Verbotsvertrag für Streumunition setzt neue humanitäre Standards, lässt aber auch Raum für neue Waffengenerationen und gemeinsamen Einsatz mit Nichtvertragsstaaten
Pressemitteilung des Aktionsbündnisses Landmine.de
Nach zähen Verhandlungen auf der Dubliner Konferenz zum Verbot von Streumunition (19.-
30.5.) haben sich die 110 Teilnehmerstaaten auf einen Vertragstext geeinigt, der ein
umfassendes Verbot derjenigen Streumunitionstypen festschreibt, die bislang zum Einsatz
gekommen sind. Der Vertrag wird am 2. Dezember 2008 in Oslo unterzeichnet und tritt nach
der 30. Ratifikation in Kraft.
Auch Deutschland hat, wenn auch widerwillig, seinen Widerstand in Bezug auf die
geforderten Ausnahmen und Übergangsfristen aufgegeben. Durchgesetzt hat die deutsche
Delegation allerdings, dass sensorgezündete Streumunition und Streuminen und sog.
Dispenserwaffen, mit denen auch Streumunition verschossen werden kann, nicht verboten
werden.
Die größte Schwachstelle des Vertrages stellt Artikel 21 dar, der den Vertragsstaaten erlaubt,
auch weiterhin an gemeinsamen Militäraktionen mit Nicht-Vertragsstaaten (z.B. den USA)

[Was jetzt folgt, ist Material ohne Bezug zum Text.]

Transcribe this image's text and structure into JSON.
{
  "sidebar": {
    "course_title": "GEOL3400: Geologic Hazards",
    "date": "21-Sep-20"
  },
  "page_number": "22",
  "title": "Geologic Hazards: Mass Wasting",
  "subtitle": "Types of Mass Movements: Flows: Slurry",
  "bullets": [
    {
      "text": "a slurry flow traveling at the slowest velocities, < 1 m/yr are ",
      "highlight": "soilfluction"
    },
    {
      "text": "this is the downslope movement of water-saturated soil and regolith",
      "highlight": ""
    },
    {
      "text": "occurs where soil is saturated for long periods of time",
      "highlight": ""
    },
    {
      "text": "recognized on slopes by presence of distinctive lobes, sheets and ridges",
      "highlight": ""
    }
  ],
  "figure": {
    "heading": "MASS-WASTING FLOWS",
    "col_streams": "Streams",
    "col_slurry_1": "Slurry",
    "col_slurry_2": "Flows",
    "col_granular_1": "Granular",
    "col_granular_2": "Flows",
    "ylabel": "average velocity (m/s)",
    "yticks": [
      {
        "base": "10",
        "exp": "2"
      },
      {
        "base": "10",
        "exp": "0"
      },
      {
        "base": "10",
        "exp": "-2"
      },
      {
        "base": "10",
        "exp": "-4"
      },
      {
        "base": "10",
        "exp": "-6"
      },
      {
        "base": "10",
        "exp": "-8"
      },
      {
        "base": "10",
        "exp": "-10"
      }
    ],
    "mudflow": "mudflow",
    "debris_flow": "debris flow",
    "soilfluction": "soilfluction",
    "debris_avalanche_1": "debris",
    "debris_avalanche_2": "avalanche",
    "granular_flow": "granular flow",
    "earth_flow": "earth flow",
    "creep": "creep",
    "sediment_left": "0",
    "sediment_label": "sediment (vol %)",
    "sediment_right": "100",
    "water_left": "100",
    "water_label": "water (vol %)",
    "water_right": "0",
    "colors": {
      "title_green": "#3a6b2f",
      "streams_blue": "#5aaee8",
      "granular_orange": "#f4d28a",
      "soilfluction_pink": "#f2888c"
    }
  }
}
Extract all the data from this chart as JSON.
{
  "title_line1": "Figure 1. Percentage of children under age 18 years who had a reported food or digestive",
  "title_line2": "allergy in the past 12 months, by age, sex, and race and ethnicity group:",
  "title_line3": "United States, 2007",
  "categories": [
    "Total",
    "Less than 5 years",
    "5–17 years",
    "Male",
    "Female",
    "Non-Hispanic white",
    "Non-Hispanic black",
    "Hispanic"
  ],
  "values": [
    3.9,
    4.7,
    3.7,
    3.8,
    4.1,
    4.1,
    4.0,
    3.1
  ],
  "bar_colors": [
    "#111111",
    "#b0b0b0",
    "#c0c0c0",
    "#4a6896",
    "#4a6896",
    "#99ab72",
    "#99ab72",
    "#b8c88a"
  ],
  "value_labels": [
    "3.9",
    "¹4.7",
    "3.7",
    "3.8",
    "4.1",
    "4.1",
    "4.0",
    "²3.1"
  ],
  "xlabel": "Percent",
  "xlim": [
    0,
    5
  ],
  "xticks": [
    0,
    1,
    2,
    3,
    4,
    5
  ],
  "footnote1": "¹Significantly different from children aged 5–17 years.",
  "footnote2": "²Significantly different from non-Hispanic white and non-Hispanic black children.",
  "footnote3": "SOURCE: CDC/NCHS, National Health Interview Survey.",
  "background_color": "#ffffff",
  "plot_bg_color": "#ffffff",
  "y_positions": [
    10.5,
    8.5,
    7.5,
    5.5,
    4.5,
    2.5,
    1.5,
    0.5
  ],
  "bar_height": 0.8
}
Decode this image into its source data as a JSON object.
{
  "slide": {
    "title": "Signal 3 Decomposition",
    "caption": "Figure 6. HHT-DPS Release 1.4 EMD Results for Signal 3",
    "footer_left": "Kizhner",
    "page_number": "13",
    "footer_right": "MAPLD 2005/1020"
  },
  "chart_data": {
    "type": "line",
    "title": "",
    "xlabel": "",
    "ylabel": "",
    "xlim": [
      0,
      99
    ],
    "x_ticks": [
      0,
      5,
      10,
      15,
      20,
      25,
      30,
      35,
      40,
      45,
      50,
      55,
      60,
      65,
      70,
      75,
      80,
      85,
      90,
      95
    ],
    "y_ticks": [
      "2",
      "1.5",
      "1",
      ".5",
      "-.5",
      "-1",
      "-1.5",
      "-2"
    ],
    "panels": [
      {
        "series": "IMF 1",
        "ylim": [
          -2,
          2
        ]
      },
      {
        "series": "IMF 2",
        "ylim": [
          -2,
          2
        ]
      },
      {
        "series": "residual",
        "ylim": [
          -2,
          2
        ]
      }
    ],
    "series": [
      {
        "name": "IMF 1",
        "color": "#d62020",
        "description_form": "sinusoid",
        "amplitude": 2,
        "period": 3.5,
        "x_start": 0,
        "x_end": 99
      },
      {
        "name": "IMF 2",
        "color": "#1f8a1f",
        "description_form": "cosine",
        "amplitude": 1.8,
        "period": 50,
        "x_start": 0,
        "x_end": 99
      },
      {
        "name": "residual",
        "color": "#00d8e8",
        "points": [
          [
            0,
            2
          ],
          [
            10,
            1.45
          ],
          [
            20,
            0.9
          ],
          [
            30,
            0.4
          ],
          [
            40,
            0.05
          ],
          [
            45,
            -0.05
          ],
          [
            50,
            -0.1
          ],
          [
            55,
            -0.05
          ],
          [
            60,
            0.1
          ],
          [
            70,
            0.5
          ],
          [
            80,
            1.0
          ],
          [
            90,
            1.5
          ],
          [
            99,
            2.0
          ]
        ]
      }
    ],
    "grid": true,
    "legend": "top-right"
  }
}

teilnehmen zu können, in denen diese Streumunition einsetzen. „Diese Ausnahme
unterminiert eindeutig das im Vertrag festgeschriebene Verbot, mit dem sich die
Vertragsstaaten u.a. verpflichten unter keinen Umständen Streumunition einzusetzen oder
dabei mitzuwirken, andere dazu zu ermutigen", beklagt Thomas Küchenmeister von
Aktionsbündnis Landmine.de. Ohne dieses Zugeständnis hätten wahrscheinlich Länder wie
Australien, Kanada, Großbritannien und auch Deutschland den Vertrag nicht unterschrieben.
Nach Inkrafttreten des Verbotes müssen innerhalb von 8 Jahren alle verbotenen
Streumunitionen vernichtet werden. Ausnahmen lassen eine Verlängerung dieser Frist um
weitere 8 Jahre zu.
Vom Verbot ausgeschlossen bleiben Streuminen, moderne sensorgezündete Flächenmunition
(z.B. Bonus und SMArt-155), die weniger als 10 Submunitionen enthalten, mehr als 4 Kilo
wiegen, selbstständig Ziele finden und zerstören und über eine elektronische Selbstzerstörung
verfügen. Damit bleiben auch Dispenserwaffen mit wenigen Gefechtsköpfen bzw.

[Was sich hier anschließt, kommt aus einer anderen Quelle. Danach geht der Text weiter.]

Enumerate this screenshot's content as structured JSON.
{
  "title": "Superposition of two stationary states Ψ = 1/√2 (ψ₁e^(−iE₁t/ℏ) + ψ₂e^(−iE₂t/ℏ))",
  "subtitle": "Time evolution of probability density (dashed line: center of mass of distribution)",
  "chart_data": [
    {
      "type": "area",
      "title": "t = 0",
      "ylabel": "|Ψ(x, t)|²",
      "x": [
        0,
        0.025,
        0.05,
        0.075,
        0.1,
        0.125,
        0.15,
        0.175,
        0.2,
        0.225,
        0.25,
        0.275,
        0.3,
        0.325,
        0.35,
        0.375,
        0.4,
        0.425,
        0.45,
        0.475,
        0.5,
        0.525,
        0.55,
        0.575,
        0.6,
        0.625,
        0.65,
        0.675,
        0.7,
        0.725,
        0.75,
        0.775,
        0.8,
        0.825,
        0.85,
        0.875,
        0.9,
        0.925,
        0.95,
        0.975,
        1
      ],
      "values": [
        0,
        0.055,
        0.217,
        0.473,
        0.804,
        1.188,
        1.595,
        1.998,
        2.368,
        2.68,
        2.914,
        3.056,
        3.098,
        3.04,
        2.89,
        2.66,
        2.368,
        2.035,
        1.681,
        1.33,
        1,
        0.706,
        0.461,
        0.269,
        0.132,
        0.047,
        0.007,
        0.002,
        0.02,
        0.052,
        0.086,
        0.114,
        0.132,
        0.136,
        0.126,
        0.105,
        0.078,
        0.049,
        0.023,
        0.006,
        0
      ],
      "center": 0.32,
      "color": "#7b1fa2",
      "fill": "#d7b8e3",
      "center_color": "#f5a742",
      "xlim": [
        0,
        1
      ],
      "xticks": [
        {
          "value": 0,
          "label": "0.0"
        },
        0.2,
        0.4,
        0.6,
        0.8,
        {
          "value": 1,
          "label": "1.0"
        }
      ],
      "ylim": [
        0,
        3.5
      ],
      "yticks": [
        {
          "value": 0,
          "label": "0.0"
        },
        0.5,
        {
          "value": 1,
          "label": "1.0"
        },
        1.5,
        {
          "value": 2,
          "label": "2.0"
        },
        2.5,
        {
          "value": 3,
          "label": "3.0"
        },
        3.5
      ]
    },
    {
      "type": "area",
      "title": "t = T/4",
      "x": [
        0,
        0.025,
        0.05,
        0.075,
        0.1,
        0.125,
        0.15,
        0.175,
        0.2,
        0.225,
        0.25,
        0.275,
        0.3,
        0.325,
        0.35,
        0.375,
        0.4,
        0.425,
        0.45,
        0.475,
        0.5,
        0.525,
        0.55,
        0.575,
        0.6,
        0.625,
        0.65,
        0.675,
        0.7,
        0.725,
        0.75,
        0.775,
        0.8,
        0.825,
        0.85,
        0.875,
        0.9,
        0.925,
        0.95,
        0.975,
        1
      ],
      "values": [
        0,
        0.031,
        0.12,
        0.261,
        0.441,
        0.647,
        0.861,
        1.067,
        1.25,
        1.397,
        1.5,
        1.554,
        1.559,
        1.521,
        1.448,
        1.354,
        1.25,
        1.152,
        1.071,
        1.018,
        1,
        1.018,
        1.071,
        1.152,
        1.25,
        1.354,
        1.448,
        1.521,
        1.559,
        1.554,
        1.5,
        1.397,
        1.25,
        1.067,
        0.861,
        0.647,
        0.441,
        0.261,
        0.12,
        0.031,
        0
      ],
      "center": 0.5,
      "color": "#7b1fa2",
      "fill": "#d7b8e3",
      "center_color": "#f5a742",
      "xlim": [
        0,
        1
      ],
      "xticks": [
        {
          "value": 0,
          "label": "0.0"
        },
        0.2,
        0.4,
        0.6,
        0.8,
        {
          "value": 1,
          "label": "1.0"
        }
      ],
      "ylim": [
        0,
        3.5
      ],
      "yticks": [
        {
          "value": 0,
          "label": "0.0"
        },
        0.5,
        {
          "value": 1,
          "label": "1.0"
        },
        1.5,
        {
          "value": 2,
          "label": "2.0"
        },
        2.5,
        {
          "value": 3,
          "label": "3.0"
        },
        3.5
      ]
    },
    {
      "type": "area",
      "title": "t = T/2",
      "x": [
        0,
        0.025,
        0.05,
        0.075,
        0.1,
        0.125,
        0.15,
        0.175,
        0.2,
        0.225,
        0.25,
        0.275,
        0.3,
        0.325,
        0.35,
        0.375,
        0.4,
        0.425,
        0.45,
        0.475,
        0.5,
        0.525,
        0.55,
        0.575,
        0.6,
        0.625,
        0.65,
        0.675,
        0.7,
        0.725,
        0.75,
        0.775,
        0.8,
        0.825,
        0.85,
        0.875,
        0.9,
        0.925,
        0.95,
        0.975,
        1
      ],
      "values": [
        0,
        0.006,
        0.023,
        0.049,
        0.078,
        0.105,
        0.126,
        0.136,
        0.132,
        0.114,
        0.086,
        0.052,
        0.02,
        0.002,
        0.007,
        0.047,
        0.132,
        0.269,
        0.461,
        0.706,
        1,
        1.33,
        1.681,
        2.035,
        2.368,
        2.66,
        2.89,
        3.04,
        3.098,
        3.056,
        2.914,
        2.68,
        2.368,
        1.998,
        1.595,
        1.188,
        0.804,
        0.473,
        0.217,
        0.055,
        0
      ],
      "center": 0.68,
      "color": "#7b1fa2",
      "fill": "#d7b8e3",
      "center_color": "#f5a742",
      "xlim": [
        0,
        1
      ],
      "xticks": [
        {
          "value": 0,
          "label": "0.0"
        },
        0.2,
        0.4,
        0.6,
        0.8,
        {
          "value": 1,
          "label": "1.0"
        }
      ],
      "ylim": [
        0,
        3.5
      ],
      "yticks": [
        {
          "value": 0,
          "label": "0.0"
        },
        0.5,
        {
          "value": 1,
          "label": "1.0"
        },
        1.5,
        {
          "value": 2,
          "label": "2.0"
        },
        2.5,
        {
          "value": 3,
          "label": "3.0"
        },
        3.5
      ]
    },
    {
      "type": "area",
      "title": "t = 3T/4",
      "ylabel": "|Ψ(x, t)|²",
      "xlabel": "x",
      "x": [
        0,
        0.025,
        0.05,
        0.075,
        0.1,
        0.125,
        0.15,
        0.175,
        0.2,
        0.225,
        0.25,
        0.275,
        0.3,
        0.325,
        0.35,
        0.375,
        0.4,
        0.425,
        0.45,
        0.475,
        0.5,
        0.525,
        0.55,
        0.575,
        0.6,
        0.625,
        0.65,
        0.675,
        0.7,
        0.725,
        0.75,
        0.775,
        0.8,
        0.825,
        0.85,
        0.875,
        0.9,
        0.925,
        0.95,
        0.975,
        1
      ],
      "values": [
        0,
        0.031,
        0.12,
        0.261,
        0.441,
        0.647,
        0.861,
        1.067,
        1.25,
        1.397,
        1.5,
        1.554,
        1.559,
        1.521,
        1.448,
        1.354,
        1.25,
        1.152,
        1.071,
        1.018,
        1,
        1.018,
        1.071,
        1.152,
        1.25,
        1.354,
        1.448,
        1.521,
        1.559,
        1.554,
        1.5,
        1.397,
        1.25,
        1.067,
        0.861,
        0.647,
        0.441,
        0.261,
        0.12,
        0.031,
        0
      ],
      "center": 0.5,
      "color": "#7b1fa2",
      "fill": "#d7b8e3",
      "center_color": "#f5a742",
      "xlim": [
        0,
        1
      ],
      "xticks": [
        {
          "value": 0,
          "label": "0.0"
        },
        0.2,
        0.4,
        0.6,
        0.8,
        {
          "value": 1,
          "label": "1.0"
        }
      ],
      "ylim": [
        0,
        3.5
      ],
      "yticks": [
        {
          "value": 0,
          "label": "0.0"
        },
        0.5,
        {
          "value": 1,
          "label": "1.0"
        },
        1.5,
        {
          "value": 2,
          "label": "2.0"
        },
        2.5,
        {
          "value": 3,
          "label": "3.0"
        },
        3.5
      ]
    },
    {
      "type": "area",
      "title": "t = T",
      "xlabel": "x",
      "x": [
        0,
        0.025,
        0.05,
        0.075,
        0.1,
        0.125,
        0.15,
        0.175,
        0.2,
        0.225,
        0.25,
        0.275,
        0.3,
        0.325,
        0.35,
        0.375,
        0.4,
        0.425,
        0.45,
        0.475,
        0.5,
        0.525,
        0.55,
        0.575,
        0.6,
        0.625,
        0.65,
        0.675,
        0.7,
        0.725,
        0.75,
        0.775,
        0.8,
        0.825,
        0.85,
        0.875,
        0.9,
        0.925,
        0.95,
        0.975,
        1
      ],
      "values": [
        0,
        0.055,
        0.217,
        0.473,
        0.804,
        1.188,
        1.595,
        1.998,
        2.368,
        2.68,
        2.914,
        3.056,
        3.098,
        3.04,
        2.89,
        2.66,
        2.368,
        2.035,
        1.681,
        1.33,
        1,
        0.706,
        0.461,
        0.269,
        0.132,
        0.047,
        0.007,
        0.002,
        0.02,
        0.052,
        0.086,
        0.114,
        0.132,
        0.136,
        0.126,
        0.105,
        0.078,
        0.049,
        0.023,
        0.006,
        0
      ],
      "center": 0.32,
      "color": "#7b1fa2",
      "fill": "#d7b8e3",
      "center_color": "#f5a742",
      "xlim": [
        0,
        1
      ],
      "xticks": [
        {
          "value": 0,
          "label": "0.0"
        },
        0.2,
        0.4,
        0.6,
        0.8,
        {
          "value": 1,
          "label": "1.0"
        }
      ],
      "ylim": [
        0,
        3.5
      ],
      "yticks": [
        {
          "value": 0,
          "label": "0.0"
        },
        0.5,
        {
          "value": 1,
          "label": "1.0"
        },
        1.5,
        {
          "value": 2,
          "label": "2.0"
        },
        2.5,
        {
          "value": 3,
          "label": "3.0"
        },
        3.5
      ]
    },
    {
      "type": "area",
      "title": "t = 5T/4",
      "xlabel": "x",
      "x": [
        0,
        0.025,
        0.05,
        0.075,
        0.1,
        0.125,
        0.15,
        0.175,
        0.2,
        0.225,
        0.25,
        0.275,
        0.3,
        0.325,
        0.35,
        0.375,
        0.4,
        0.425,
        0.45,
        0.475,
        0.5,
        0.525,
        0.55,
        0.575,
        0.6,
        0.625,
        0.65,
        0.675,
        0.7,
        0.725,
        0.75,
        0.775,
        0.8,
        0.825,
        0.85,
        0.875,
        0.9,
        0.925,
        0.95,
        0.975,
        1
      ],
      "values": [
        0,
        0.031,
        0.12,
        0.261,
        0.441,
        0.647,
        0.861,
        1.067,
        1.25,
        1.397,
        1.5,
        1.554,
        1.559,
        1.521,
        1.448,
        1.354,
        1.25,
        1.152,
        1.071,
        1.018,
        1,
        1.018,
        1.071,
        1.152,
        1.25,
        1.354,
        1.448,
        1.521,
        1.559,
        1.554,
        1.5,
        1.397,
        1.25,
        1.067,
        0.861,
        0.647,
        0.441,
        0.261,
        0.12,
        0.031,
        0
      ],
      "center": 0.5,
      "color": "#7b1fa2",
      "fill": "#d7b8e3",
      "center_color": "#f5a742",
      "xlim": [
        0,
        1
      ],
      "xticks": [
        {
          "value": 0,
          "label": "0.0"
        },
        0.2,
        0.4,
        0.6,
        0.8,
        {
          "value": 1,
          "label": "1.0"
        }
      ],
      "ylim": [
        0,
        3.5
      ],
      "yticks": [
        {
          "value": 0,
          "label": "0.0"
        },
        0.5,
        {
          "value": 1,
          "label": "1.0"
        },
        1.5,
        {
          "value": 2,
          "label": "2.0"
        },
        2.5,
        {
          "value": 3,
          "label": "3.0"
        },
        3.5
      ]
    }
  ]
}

Submunitionen ebenfalls vom Verbot ausgeschlossen.
„Die Bundeswehr wird 95 Prozent ihrer Streumunitionsbestände aufgeben müssen", schätzt
Küchenmeister. „Nur die Streumine AT-2 sowie die bereits gelieferte moderne und
sensorgezündete Flächenmunition SMArt darf im Bestand verbleiben." Deutschland hatte
noch zur Halbzeit der Verhandlungen offen gedroht, den Vertrag nicht zu unterzeichnen,
sollten diese Ausnahmen nicht aufgenommen werden.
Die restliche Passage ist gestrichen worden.